I use PostgreSQL. When I had to make a decision as to which server to use (a bit more than 20 years ago) there were very few choices unless you were prepared to slap a lot of money on the table and have IBM (or whoever) dictate to you what sort of hardware you had to be running.

Before that I had been involved in the sales/support of various database systems implemented as libraries (and sometimes, in the case of DOS, as TSRs) but all of them- without exception- were very wary of multiuser operation.

Between those points there were things like Borland Paradox, which tried to implement its own locking but would fairly regularly have problems. And- obviously- MS Access which is regularly maligned for its flakiness particularly when multiple users are involved.

I remember somebody saying that SQLite did have locking capabilities, and if that's the case then it /might/ be OK. However whatever anybody says in that sort of situation you're "trying to prove a negative": running it in a situation for which it's not been designed, and while most of the time it might be OK you have absolutely no way of knowing whether you're about to hit something which will make it fall over.

Single-write-multiple-read /should/ be OK, but a "real" server has lots of provision for transaction isolation which I bet something like SQLite doesn't bother with: can you be absolutely certain that a part-updated table will never be read?
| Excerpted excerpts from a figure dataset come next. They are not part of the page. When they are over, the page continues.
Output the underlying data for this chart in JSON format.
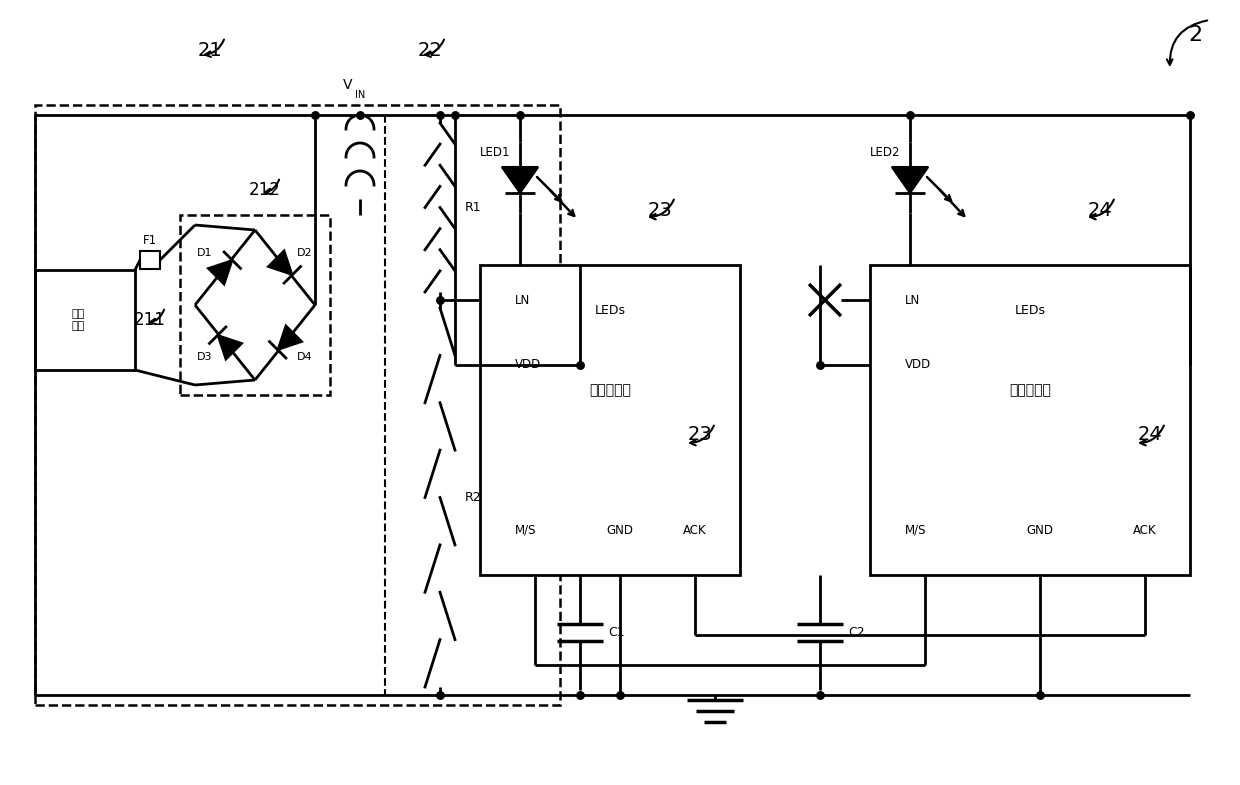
{
  "bg_color": "#ffffff",
  "line_color": "#000000",
  "fig_width": 12.4,
  "fig_height": 7.85,
  "master_label": "主驱动模块",
  "slave_label": "从驱动模块",
  "ac_label": "交流\n电源"
}
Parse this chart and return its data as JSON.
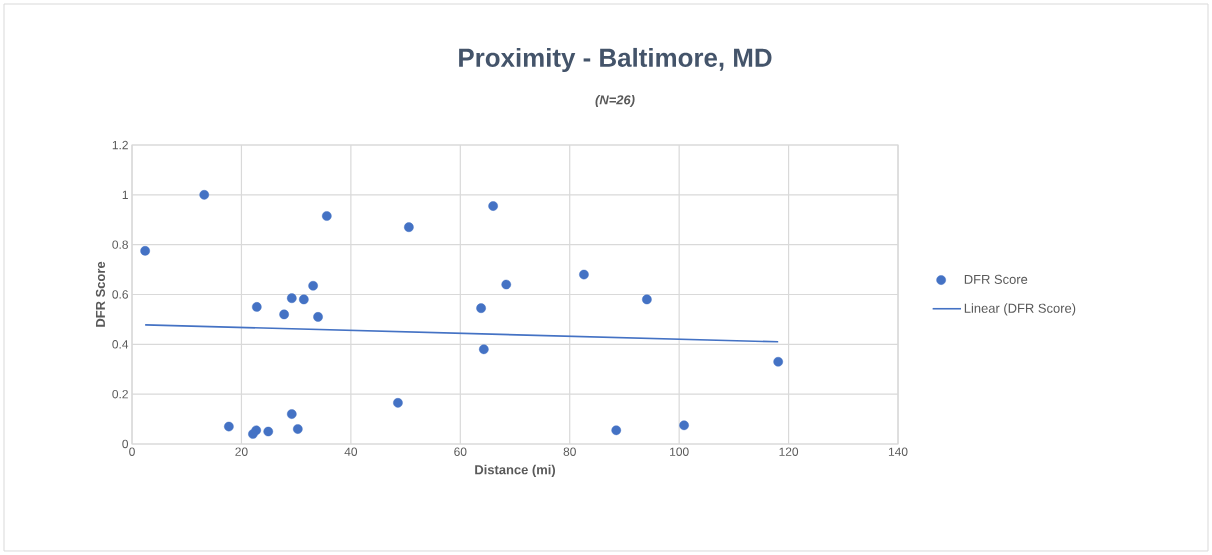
{
  "chart_data": {
    "type": "scatter",
    "title": "Proximity - Baltimore, MD",
    "subtitle": "(N=26)",
    "xlabel": "Distance (mi)",
    "ylabel": "DFR Score",
    "xlim": [
      0,
      140
    ],
    "xticks": [
      0,
      20,
      40,
      60,
      80,
      100,
      120,
      140
    ],
    "ylim": [
      0,
      1.2
    ],
    "yticks": [
      0,
      0.2,
      0.4,
      0.6,
      0.8,
      1,
      1.2
    ],
    "grid": true,
    "legend": "right",
    "series": [
      {
        "name": "DFR Score",
        "marker": "circle",
        "color": "#4472c4",
        "x": [
          2.4,
          13.2,
          17.7,
          22.8,
          22.7,
          22.1,
          24.9,
          27.8,
          29.2,
          29.2,
          30.3,
          31.4,
          33.1,
          34.0,
          35.6,
          48.6,
          50.6,
          63.8,
          64.3,
          66.0,
          68.4,
          82.6,
          88.5,
          94.1,
          100.9,
          118.1
        ],
        "values": [
          0.775,
          1.0,
          0.07,
          0.55,
          0.055,
          0.04,
          0.05,
          0.52,
          0.585,
          0.12,
          0.06,
          0.58,
          0.635,
          0.51,
          0.915,
          0.165,
          0.87,
          0.545,
          0.38,
          0.955,
          0.64,
          0.68,
          0.055,
          0.58,
          0.075,
          0.33
        ]
      },
      {
        "name": "Linear (DFR Score)",
        "type": "line",
        "line_style": "solid",
        "color": "#4472c4",
        "x": [
          2.4,
          118.1
        ],
        "values": [
          0.478,
          0.41
        ]
      }
    ]
  }
}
As an absolute minimal precaution I think I'd try to implement some sort of application level token, so that one designated system can be started with write access and none of the others can claim that privilege. You /should/ get away with it... but even if you're talking for something for home use you'd better document that that protection must never under any circumstances be relaxed: I'm sure that everybody here has seen a cash-strapped business looking for ways to bodge things and having somebody comment out the single-write restriction is definitely not something you want to happen.